What this is
A coin flip simulator that uses real cryptographic randomness, not the pseudo-random Math.random that ships in most browser tools. Pick “1 flip” for a quick decision or batch up to 1,000 flips when you want to see actual probability behavior in action.
The animation on single flips is purely cosmetic, under the hood, every flip uses the Web Crypto API’s getRandomValues to pull a real random byte and decides heads/tails based on whether it’s above or below 128. That’s as truly random as you can get in a browser without quantum hardware.
Why use it instead of an actual coin
Three real reasons:
- You don’t have a coin handy. Most people don’t carry coins anymore. Phones do.
- You want to flip a lot. No one’s flipping 100 times by hand. The 1,000-flip batch finishes instantly and shows the running heads/tails ratio.
- You want to see streaks. With 100+ flips, the longest-run statistic almost always surprises people. Runs of 7 or 8 same-side flips are common, they feel “rigged” but they’re statistically expected. With 1,000 flips, runs of 10+ are normal.
The history strip at the bottom shows your last 200 flips colored by side. It’s visually obvious how chunky the distribution actually is, even when the heads-percentage hovers near 50%.
What “fair” actually looks like
A common intuition: if you flip 100 times, you should get 50 heads. The actual distribution: somewhere between 40 and 60 heads happens about 95% of the time. Less than 40 or more than 60 happens the remaining 5% of the time. The further from 50% you are, the more flips it takes to converge.
After 10 flips, the ratio can easily sit at 70/30, the simulator’s recent-history view will show it clearly. After 100, expect 45-55. After 1,000, expect 48-52. After 10,000, expect 49.5-50.5. Convergence is real but slow.
Use cases people actually have
- Decision making: heads = option A, tails = option B. The classic.
- Sports betting demos: flipping repeatedly to demonstrate that “hot streaks” exist by chance, not because of momentum.
- Class assignments: probability homework that wants you to “flip a coin 100 times and report the results.” This is faster than doing it physically.
- Tabletop games: when you don’t have a coin but the rules call for one.
- Programming education: demonstrating the difference between Math.random and getRandomValues.
Differences from real coin flips
A real physical coin flip isn’t perfectly 50/50, research from Stanford suggests coins are about 51% likely to land on the same side they started on, due to physical biases in the flipping motion. This simulator is mathematically 50/50 because the underlying random number generator is uniform. So it’s actually more random than a real coin in a strict statistical sense.

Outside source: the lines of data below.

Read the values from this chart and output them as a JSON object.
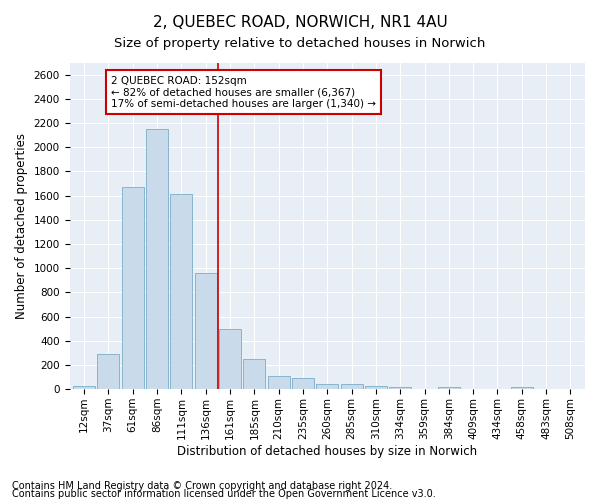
{
  "title": "2, QUEBEC ROAD, NORWICH, NR1 4AU",
  "subtitle": "Size of property relative to detached houses in Norwich",
  "xlabel": "Distribution of detached houses by size in Norwich",
  "ylabel": "Number of detached properties",
  "categories": [
    "12sqm",
    "37sqm",
    "61sqm",
    "86sqm",
    "111sqm",
    "136sqm",
    "161sqm",
    "185sqm",
    "210sqm",
    "235sqm",
    "260sqm",
    "285sqm",
    "310sqm",
    "334sqm",
    "359sqm",
    "384sqm",
    "409sqm",
    "434sqm",
    "458sqm",
    "483sqm",
    "508sqm"
  ],
  "values": [
    25,
    290,
    1670,
    2150,
    1610,
    960,
    500,
    250,
    110,
    90,
    40,
    40,
    25,
    15,
    5,
    15,
    5,
    3,
    15,
    2,
    2
  ],
  "bar_color": "#c9daea",
  "bar_edge_color": "#7aaec8",
  "vline_x_index": 5.5,
  "vline_color": "#cc0000",
  "annotation_text": "2 QUEBEC ROAD: 152sqm\n← 82% of detached houses are smaller (6,367)\n17% of semi-detached houses are larger (1,340) →",
  "annotation_box_color": "#ffffff",
  "annotation_box_edge": "#cc0000",
  "ylim": [
    0,
    2700
  ],
  "yticks": [
    0,
    200,
    400,
    600,
    800,
    1000,
    1200,
    1400,
    1600,
    1800,
    2000,
    2200,
    2400,
    2600
  ],
  "footnote1": "Contains HM Land Registry data © Crown copyright and database right 2024.",
  "footnote2": "Contains public sector information licensed under the Open Government Licence v3.0.",
  "plot_bg_color": "#e8eef5",
  "title_fontsize": 11,
  "subtitle_fontsize": 9.5,
  "label_fontsize": 8.5,
  "tick_fontsize": 7.5,
  "footnote_fontsize": 7
}
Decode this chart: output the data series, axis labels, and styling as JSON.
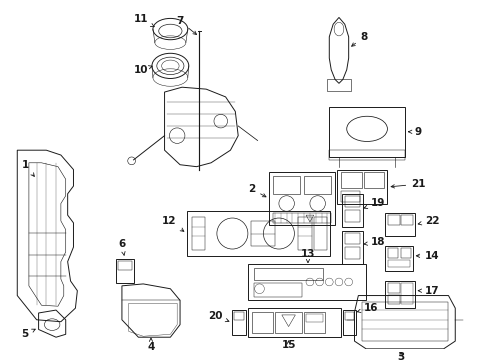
{
  "bg_color": "#ffffff",
  "line_color": "#1a1a1a",
  "figsize": [
    4.89,
    3.6
  ],
  "dpi": 100
}
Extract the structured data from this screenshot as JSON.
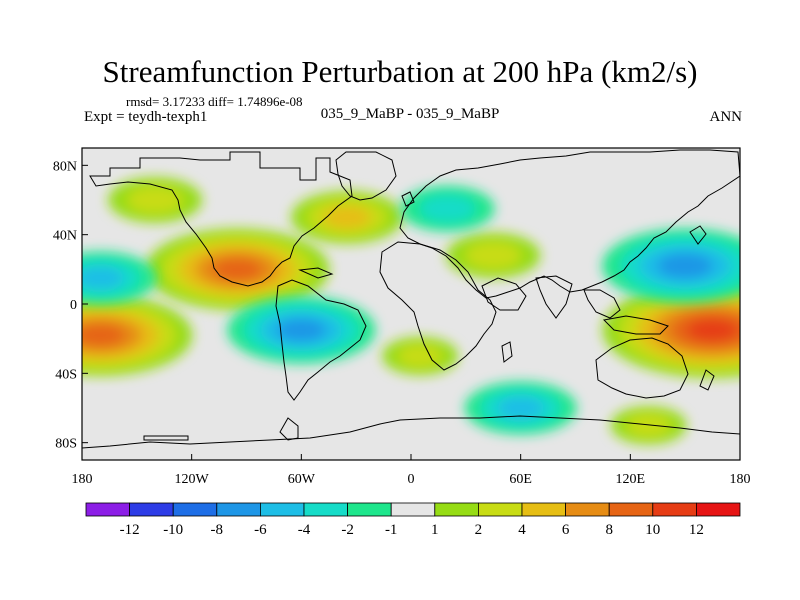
{
  "chart_data": {
    "type": "heatmap",
    "title": "Streamfunction Perturbation at 200 hPa (km2/s)",
    "stats_text": "rmsd= 3.17233 diff= 1.74896e-08",
    "left_subtitle": "Expt = teydh-texph1",
    "center_subtitle": "035_9_MaBP - 035_9_MaBP",
    "right_subtitle": "ANN",
    "x_ticks": [
      {
        "value": -180,
        "label": "180"
      },
      {
        "value": -120,
        "label": "120W"
      },
      {
        "value": -60,
        "label": "60W"
      },
      {
        "value": 0,
        "label": "0"
      },
      {
        "value": 60,
        "label": "60E"
      },
      {
        "value": 120,
        "label": "120E"
      },
      {
        "value": 180,
        "label": "180"
      }
    ],
    "y_ticks": [
      {
        "value": 80,
        "label": "80N"
      },
      {
        "value": 40,
        "label": "40N"
      },
      {
        "value": 0,
        "label": "0"
      },
      {
        "value": -40,
        "label": "40S"
      },
      {
        "value": -80,
        "label": "80S"
      }
    ],
    "xlim": [
      -180,
      180
    ],
    "ylim": [
      -90,
      90
    ],
    "colorbar": {
      "labels": [
        "-12",
        "-10",
        "-8",
        "-6",
        "-4",
        "-2",
        "-1",
        "1",
        "2",
        "4",
        "6",
        "8",
        "10",
        "12"
      ],
      "colors": [
        "#8c1ee6",
        "#2d3ce6",
        "#1e6ee6",
        "#1e96e6",
        "#1ebee6",
        "#16dcc8",
        "#1ee68c",
        "#e6e6e6",
        "#96dc14",
        "#c8dc14",
        "#e6be14",
        "#e68c14",
        "#e66414",
        "#e63c14",
        "#e61414"
      ]
    },
    "anomalies": [
      {
        "lon": -95,
        "lat": 20,
        "value": 8
      },
      {
        "lon": -170,
        "lat": -18,
        "value": 8
      },
      {
        "lon": 165,
        "lat": -15,
        "value": 10
      },
      {
        "lon": -35,
        "lat": 50,
        "value": 4
      },
      {
        "lon": 45,
        "lat": 28,
        "value": 3
      },
      {
        "lon": 150,
        "lat": 22,
        "value": -7
      },
      {
        "lon": -60,
        "lat": -15,
        "value": -6
      },
      {
        "lon": 60,
        "lat": -60,
        "value": -4
      },
      {
        "lon": 20,
        "lat": 55,
        "value": -3
      },
      {
        "lon": -170,
        "lat": 15,
        "value": -4
      },
      {
        "lon": 130,
        "lat": -70,
        "value": 2
      },
      {
        "lon": -140,
        "lat": 60,
        "value": 3
      },
      {
        "lon": 5,
        "lat": -30,
        "value": 2
      }
    ]
  }
}
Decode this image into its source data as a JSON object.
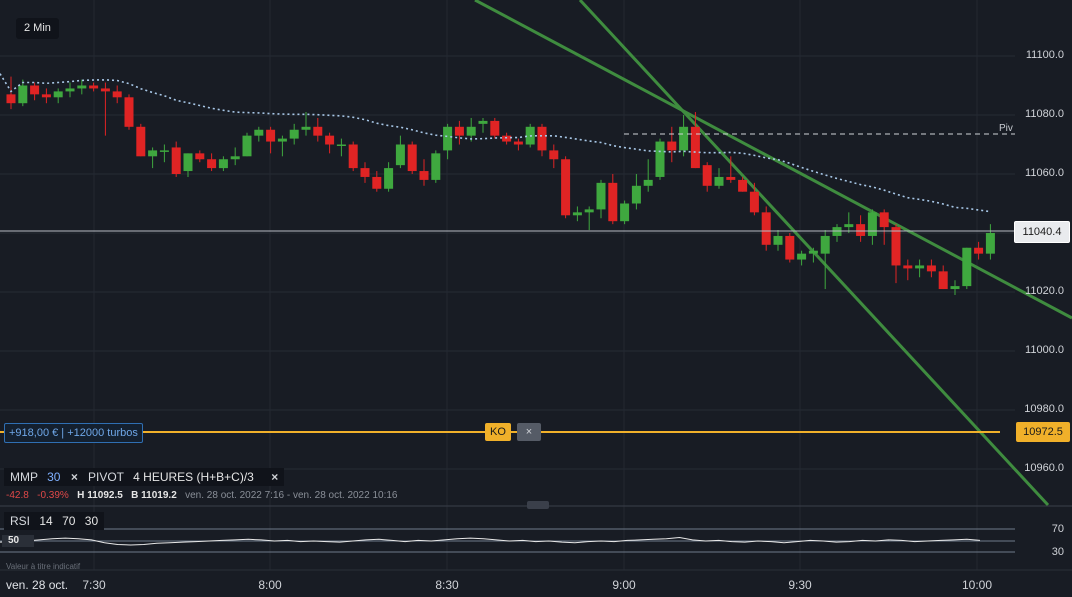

The “longest run” stat tracks streaks across your entire session. If you reset, the count starts over. Expected longest runs grow logarithmically with sample size, about log₂(N), so 1,000 flips should expect a longest run of around 10.
Frequently asked questions
Why does crypto.getRandomValues matter? Math.random is pseudo-random, predictable if you know the seed, biased in subtle ways, and not suitable for cryptography or fair gambling. getRandomValues taps into the operating system’s secure random pool, which is unpredictable even to attackers. For a coin flip, the difference doesn’t matter much, but it costs nothing to use the better source.
Can I save my flip history? Not currently, closing the tab clears the history. For research purposes, copy the last 200 flips from the strip before navigating away.
Is this rigged toward one side? No. The simulator decides heads/tails based on whether a uniform random byte is ≥128 or <128. Half the byte space is on each side. Run 10,000 flips and check, the ratio will be within a fraction of a percent of 50/50.
What’s the difference between this and a “yes/no” tool? Pure semantics. A coin flip is binary; a yes/no decision is binary. Same underlying math. Pick whichever feels right for your decision.